Vilhelm Junnila. Photo: EEVA-MARIA BROTHERUS/Lehtikuva/AFP via Getty Images
Finland’s controversial new economic affairs minister Vilhelm Junnila has resigned, amid a controversy over his “jokey” references to white supremacist ideology, including the Nazi phrase “Heil Hitler.”"Despite the trust of the party and the parliamentary group, I see things like this: for the continuation of the government and Finland's reputation, I think it is impossible for me to continue as a minister in a satisfactory way," Junnila was quoted as saying by Finland’s public broadcaster YLE.
Junnila’s resignation came just two days after he narrowly survived a no-confidence motion in parliament, put forward by an opposition party amid concerns that the newly-appointed minister – a member of far-right, anti-immigration party The Finns – had been dog-whistling his extremist beliefs to supporters.These included comments he had made in March to a fellow party member who had been given the candidate number “88,” which in white supremacist circles is shorthand for the Nazi phrase: “Heil Hitler.”"Congratulations for the excellent candidate number. I know it's a winning card. Obviously, this ‘88’ refers to two H letters, which we won't say more about," Junnila said at a campaign event. Junnila, whose party narrowly came second in the April elections, and forms a key part of a coalition government that took office last week, has also faced scrutiny for speaking at a far-right event in 2019, which featured a line-up of right-wing extremists and neo-Nazis, including the since-banned Nordic Resistance Movement.Since the controversy erupted last week, Junnila has come under further scrutiny over social media posts he has made in the past, including a 2014 post featuring a photo of a snowman resembling a hooded Ku Klux Klan member holding a noose, and another the same year showing a gate featuring a swastika, with a comment noting how much he liked the design. His campaign in the 2015 parliamentary elections featured the word “gas,” which analysts say is a dog-whistle to neo-Nazis.

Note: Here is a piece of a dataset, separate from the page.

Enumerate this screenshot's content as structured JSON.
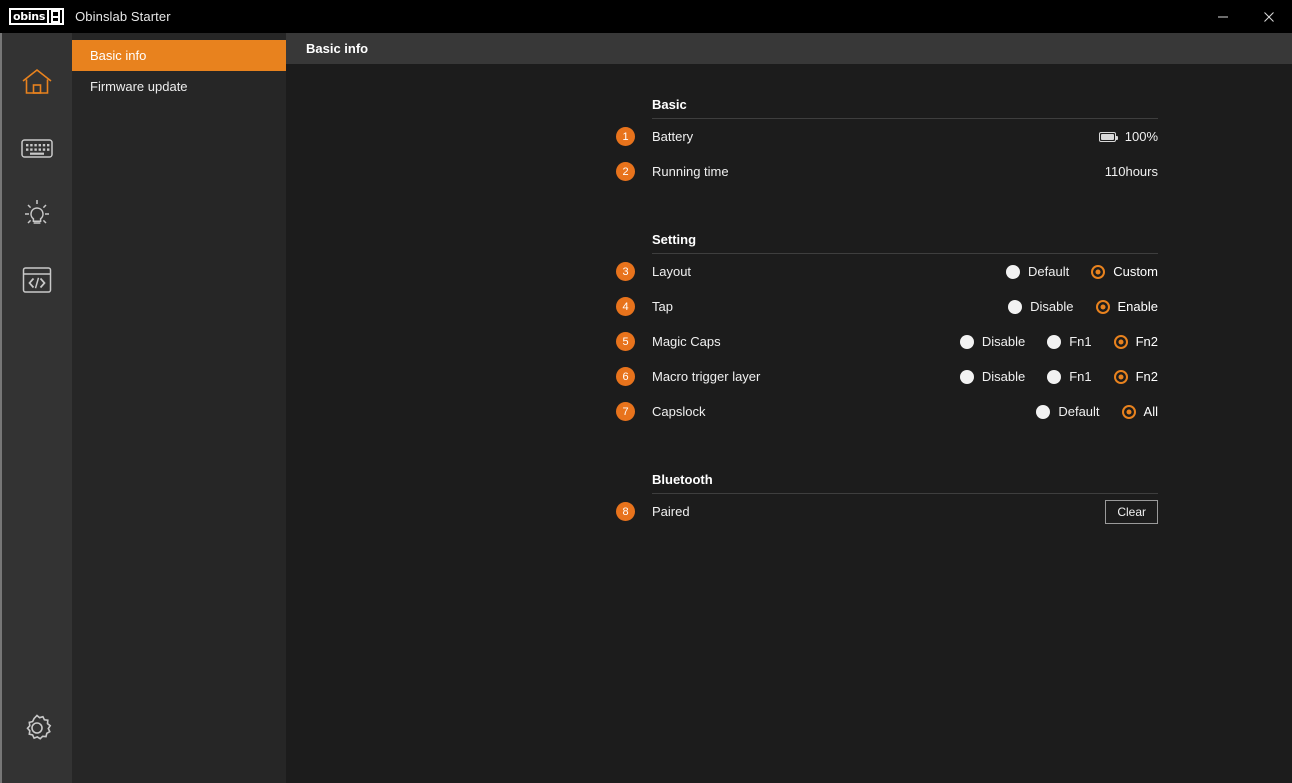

Junnila expressed his regret last week, insisting he condemned antisemitism and describing his comments as “silly and childish” jokes. But, proposing the motion on Tuesday night, Green Party MP Hanna Holopainen said that that excuse didn’t wash."The connections to far-right movements are not a single mistake, misunderstanding or bad humour, but rather repeated, systematic and comradely liaison," she said, saying the country’s international reputation could suffer from Junnila holding a ministerial post.The no-confidence motion was ultimately voted down by 95 votes to 86 on Wednsday – with seven MPs from Junnila’s coalition partner the Swedish People's Party voting against him.Finland's new Prime Minister Petteri Orpo had said Wednesday that the episode should serve as “a very serious warning” to Junnila about what was expected of him in a ministerial role. But analysts say the episode has highlighted major concerns about the presence of far-right figures like Junnila in the new government. They said that “jokey” – and potentially plausibly deniable – references to far-right slogans was common practice among far-right politicians around the world to dog-whistle their support of extremist ideology to their base, as they attempt to shift their ideas into the mainstream.“Such ‘humour’ seems to serve a strategic function as it allows these radical right politicians to deny clear commitment to far-right extremist ideas while still showing sympathy to them,” Riku Löf, a researcher at the University of Helsinki, told VICE News.
“It seems that they are slowly chipping away any moral constraints of publicly espousing even extreme right-wing ideas. “Löf said the fact that Junnila had survived the vote of no-confidence on Wednesday, after having been exposed for dog-whistling his support for Nazism, was a major cause for concern.“I have real concern as the more moderate right-wing parties in the governing coalition are turning a blind eye when a minister puts forward such far-right extremist ideas,” he said. “It seems that another line has been crossed.”He said that The Finns’ more conservative coalition partners in government did not seem to have appreciated the real threat of extremist ideology seeping into the mainstream.“As they tolerate ever more extremist people in such high positions, it seems like a slippery slope towards public acceptance of authoritarian attitudes and policies,” he said.